Bill Posted Wed 01st of October, 2014 08:51:40 AM
I code for an ASC and the urologist states in his OP report that he did a "Scrotal exploration, retrograde urethrogram and cystogram" In the body of the report he states "once the patient was under anesthesia, the area was explored, as he was difficult to examine in the office secondary to discomfort. There was a dimple at the shaft of the ventral side of the penis suggestive of an old traumatic hypospadias versus a fistula formation versus a communication with only the scrotum. A retrograde urethrogram was performed using fluoro and there was a complete obstruction of the urethra with no evidence of drainage from the fistula or dimpled site. At this point, his suprapubic tube was changed out for a new one. A cystogram was performed showing no evidence of leakage into this area. Therefore, due to the fact that there was no communication with the fistulous tract and the wound did not appear infected, urinary diversion with a suprapubic tube and continued observation would be our first course of management"
My question is, since a scrotal exploration wasn't really done, should I still code this with "55110" and modifier 74? Also, would I code "51705" for exchange suprapubic tube?

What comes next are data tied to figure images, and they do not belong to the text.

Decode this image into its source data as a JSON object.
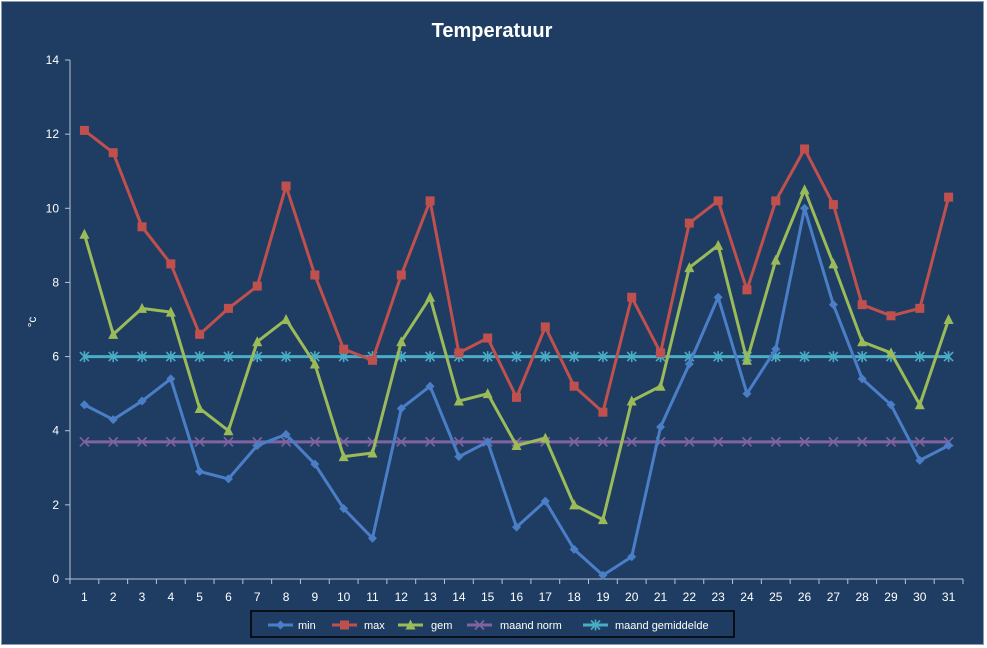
{
  "chart_data": {
    "type": "line",
    "title": "Temperatuur",
    "xlabel": "",
    "ylabel": "°c",
    "ylim": [
      0,
      14
    ],
    "yticks": [
      0,
      2,
      4,
      6,
      8,
      10,
      12,
      14
    ],
    "categories": [
      "1",
      "2",
      "3",
      "4",
      "5",
      "6",
      "7",
      "8",
      "9",
      "10",
      "11",
      "12",
      "13",
      "14",
      "15",
      "16",
      "17",
      "18",
      "19",
      "20",
      "21",
      "22",
      "23",
      "24",
      "25",
      "26",
      "27",
      "28",
      "29",
      "30",
      "31"
    ],
    "grid": false,
    "legend_position": "bottom",
    "series": [
      {
        "name": "min",
        "color": "#4a7ec7",
        "marker": "diamond",
        "values": [
          4.7,
          4.3,
          4.8,
          5.4,
          2.9,
          2.7,
          3.6,
          3.9,
          3.1,
          1.9,
          1.1,
          4.6,
          5.2,
          3.3,
          3.7,
          1.4,
          2.1,
          0.8,
          0.1,
          0.6,
          4.1,
          5.8,
          7.6,
          5.0,
          6.2,
          10.0,
          7.4,
          5.4,
          4.7,
          3.2,
          3.6
        ]
      },
      {
        "name": "max",
        "color": "#c0504d",
        "marker": "square",
        "values": [
          12.1,
          11.5,
          9.5,
          8.5,
          6.6,
          7.3,
          7.9,
          10.6,
          8.2,
          6.2,
          5.9,
          8.2,
          10.2,
          6.1,
          6.5,
          4.9,
          6.8,
          5.2,
          4.5,
          7.6,
          6.1,
          9.6,
          10.2,
          7.8,
          10.2,
          11.6,
          10.1,
          7.4,
          7.1,
          7.3,
          10.3
        ]
      },
      {
        "name": "gem",
        "color": "#9bbb59",
        "marker": "triangle",
        "values": [
          9.3,
          6.6,
          7.3,
          7.2,
          4.6,
          4.0,
          6.4,
          7.0,
          5.8,
          3.3,
          3.4,
          6.4,
          7.6,
          4.8,
          5.0,
          3.6,
          3.8,
          2.0,
          1.6,
          4.8,
          5.2,
          8.4,
          9.0,
          5.9,
          8.6,
          10.5,
          8.5,
          6.4,
          6.1,
          4.7,
          7.0
        ]
      },
      {
        "name": "maand norm",
        "color": "#8064a2",
        "marker": "x",
        "values": [
          3.7,
          3.7,
          3.7,
          3.7,
          3.7,
          3.7,
          3.7,
          3.7,
          3.7,
          3.7,
          3.7,
          3.7,
          3.7,
          3.7,
          3.7,
          3.7,
          3.7,
          3.7,
          3.7,
          3.7,
          3.7,
          3.7,
          3.7,
          3.7,
          3.7,
          3.7,
          3.7,
          3.7,
          3.7,
          3.7,
          3.7
        ]
      },
      {
        "name": "maand gemiddelde",
        "color": "#4bacc6",
        "marker": "star",
        "values": [
          6.0,
          6.0,
          6.0,
          6.0,
          6.0,
          6.0,
          6.0,
          6.0,
          6.0,
          6.0,
          6.0,
          6.0,
          6.0,
          6.0,
          6.0,
          6.0,
          6.0,
          6.0,
          6.0,
          6.0,
          6.0,
          6.0,
          6.0,
          6.0,
          6.0,
          6.0,
          6.0,
          6.0,
          6.0,
          6.0,
          6.0
        ]
      }
    ]
  }
}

Bill Posted Mon 06th of October, 2014 10:45:00 AM
I was wondering if you might have an answer for me on this? Thank you
SuperCoder Answered Mon 06th of October, 2014 16:47:39 PM
Thank you for your question.
55110 with modifier 74 would be appropriate. The documentation states that the procedure was started and a portion of the procedure was completed. The 51705 (In this procedure, the provider performs a simple removal of a tube that he previously places into a patient’s bladder and replaces it with a new tube through the same incision.) would also be appropriate to bill with the procedure performed, using a modifier 51 to indicate multiple procedures.